Vista: To Get or Not To Get

Thom posted a series of articles on OSNews about Windows Vista, first 10 Reasons Not to Get Vista, then a rebuttal on his own blog, then another and another and another. Seriously. But none mentions the main reason I don’t want Vista: because I’m just not interested in supporting Microsoft any longer. More within.

I think several of the new “features” of Windows Vista are lame and not worthy of upgrading. But I’m man enough to admit that if Leopard had a similar feature pack, I’d think it was cool. Because this stuff is all “cool to have” but little of it is “cool to get.” Very few users give a crap about a new TCP stack. Direct X 10 is not going to make much of a different to most users who don’t play games or use applications that render graphics on the GPU. The hardware requirements, whether demanding or not, are clearly hungrier than their Linux counterparts. And I’ve never really cared much about setting the volume on an app by app basis. And still don’t today. Vista just isn’t that impressive on the surface, and since if I ran it, I’d want RDP, VSC, and Media Center, I’m in for well over $500 for the “Ultimate Edition.”

Only Microsoft actively strips out features – actively DOWNgrades their systems just to sell you more of the same product again. Apple sells OS X client and OS X server. Linux allows you to install anything you want. Not Microsoft.

Vista doesn’t address some of the core architectural problems with Windows. The registry, the start shortcuts, the myriads of places to store data and programs makes the system a litterbox after some time. Put simply, manging Windows is a pain in the ass, even the most die-hards of the Microsoft camp that I know admit that. My laptop is managed to an insane degree – I authorize every single cookie, I have a hosts file a mile long, I regularly run crap cleanup utilities. So I consider my laptop fairly clean. And yet, the last several weeks, logging in is a 5-7 minute process as I wait for it as it is “Applying personal settings.” THIS is an area where, if there were significant improvement, I would be impressed. But it’s not addressed. The mess is still there. And most users will crud up their systems til the point of being unuseable and eventually call me for help.

The most important thing that some brush over is the DRM foundation and the license. These are the most important aspects. I liken it to the US – “If I’m not a terrorist, why do I care if they listen to my phone calls?” This nonsense is the same basis for “I haven’t seen DRM, so it doesn’t bother me.” One of the largest motivations for the very creation of Windows Vista was to support protected content. That is what makes money for both Microsoft and their partners. Your system is tied up with DRM. And the pathetic license pretty much grants you the most narrow use that law would likely allow. How can they legally limit you from using the system virtually? Not to mention – does their bootloader still obnoxiously disrespect/overwrite any other bootloader you’ve installed?

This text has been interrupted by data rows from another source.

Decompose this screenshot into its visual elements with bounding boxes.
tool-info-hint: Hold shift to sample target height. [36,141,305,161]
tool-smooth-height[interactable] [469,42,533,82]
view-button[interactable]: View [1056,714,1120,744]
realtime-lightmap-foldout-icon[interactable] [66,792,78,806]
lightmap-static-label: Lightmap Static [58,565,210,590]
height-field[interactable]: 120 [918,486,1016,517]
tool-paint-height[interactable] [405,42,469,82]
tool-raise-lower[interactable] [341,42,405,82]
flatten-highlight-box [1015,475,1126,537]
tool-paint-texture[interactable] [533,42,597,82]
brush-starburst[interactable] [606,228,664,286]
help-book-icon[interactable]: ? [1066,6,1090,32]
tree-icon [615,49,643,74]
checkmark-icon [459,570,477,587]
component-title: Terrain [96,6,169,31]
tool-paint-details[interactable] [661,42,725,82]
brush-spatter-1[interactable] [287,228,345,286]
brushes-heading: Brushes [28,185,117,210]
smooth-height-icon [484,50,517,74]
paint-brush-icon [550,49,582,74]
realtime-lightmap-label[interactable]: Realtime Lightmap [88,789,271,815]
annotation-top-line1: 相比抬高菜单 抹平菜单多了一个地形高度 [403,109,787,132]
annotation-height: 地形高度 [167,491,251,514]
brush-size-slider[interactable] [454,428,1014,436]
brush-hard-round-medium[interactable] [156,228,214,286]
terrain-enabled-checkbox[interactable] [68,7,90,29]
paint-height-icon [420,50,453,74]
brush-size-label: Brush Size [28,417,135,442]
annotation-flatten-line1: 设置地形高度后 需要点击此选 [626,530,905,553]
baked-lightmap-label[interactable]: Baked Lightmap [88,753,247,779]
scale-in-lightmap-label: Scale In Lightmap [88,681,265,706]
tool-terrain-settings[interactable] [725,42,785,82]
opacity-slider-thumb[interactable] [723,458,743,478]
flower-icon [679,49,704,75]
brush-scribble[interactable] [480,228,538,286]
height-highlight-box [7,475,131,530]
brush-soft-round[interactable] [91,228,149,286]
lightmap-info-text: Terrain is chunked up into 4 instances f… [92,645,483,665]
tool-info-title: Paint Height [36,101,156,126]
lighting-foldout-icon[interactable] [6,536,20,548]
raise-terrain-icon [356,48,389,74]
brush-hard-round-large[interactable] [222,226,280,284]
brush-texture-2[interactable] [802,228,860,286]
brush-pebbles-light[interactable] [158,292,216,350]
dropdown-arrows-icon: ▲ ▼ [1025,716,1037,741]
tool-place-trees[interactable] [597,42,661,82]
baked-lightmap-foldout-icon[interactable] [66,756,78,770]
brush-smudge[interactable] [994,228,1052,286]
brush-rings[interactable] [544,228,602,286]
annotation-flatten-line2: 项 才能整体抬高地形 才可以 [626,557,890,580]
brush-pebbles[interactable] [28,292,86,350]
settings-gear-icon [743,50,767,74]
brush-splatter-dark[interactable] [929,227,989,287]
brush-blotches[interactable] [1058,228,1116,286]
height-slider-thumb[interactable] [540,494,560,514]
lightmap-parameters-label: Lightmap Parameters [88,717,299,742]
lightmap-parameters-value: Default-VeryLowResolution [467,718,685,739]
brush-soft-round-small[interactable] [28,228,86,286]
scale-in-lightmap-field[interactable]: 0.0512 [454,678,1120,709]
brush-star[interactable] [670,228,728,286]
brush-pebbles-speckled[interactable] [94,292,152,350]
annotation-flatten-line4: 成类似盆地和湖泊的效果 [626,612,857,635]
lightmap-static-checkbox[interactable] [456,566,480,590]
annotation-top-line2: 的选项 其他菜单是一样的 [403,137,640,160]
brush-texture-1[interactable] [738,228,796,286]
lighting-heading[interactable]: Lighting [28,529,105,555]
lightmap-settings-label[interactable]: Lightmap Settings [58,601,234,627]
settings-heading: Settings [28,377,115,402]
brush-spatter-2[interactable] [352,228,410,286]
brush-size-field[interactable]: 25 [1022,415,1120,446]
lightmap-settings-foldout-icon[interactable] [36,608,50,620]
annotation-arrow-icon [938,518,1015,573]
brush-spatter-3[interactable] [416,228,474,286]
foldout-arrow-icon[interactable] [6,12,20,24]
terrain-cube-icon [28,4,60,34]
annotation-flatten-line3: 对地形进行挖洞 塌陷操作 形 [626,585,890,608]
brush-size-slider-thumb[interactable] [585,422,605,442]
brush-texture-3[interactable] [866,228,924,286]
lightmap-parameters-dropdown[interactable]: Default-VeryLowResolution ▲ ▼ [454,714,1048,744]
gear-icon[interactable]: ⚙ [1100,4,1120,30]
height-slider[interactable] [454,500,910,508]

A bunch of half-assed applications that people won’t even use – such as their new photo management application – don’t cut it. Vista just doesn’t tout a new way to use your computer, new features that are compelling, and frankly, it’s all about limiting the user in a package that pretends to make you a more powerful computer user. And ultimately, that’s my point: I *might* tolerate some of the underlying inconvenience if the system actually made me work better. But I don’t think it does. I don’t care about the photo manager, I don’t care about the contacts, I don’t care about Windows Mail, I don’t care about the new look, I don’t care about “Phishing Protection,” I don’t care about an IE sandbox, I don’t care about per-app volume sliders, I don’t care about the pathetically late fast system search, and I don’t care about address space layout randomization. In fact, the only thing I think is really good is UAC, but reports from my contacts suggest it’s as much a pain in the tail as anything, and that it may even be turned off by most users.

I also find it interesting that Coding Horror finds Vista’s best feature to be something that Spotlight on OS X has done for well over a year now.

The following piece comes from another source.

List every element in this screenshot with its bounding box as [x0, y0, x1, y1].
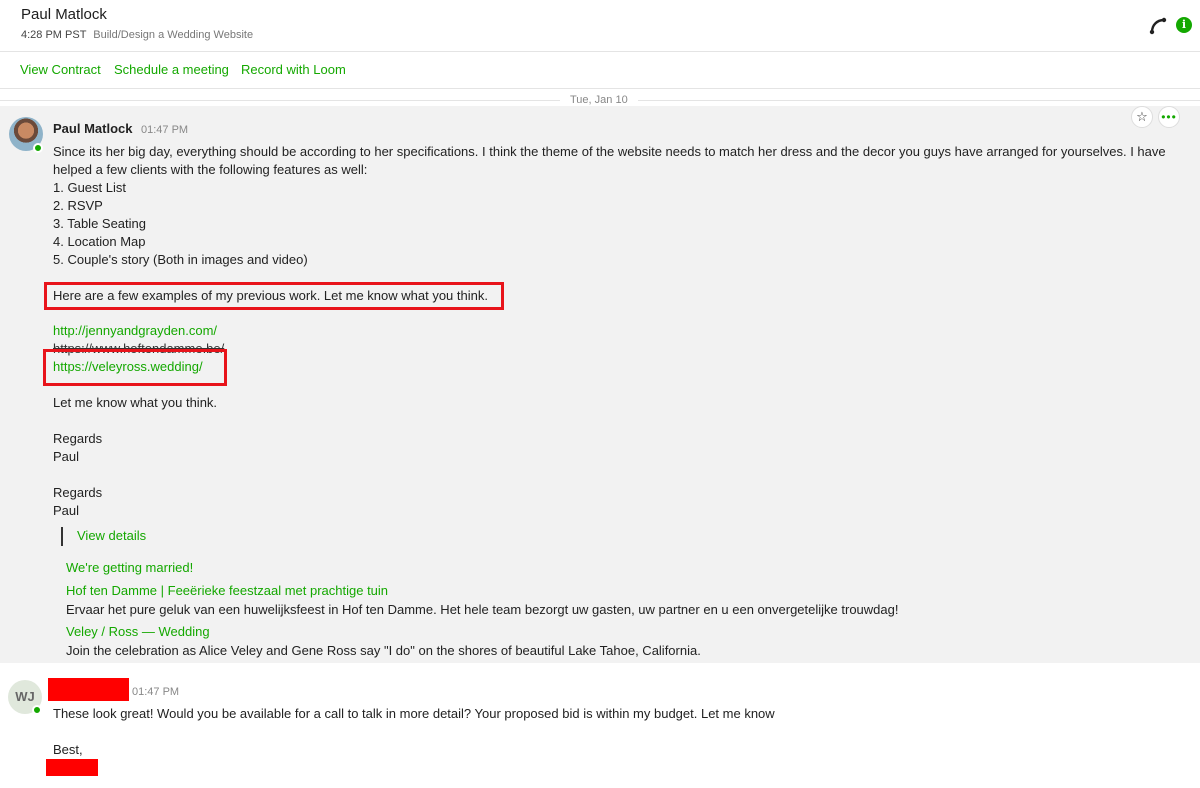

I may end up running Vista at some point when I upgrade my work laptop. I certainly will not run it at home, I will sooner more to Linux than Windows for my personal stuff. But when I do, sadly, it will be as one of those “OEM” suckers, people who simply can’t avoid the Windows tax.

You may be tempted to call me a Mac fanboy, but if there’s any truth to that, it’s mostly because of two things: 1) I detest Microsoft’s business practices, and 2) even if I didn’t, Vista just doesn’t offer the user much in terms of improving productivity beyond a UI overhaul. Vista will not make me a better, faster, or smarter computer user. If anything, it will simply make me happier with my window decoration. There is almost nothing compelling about Vista for me, and I will certainly not be in line to get it.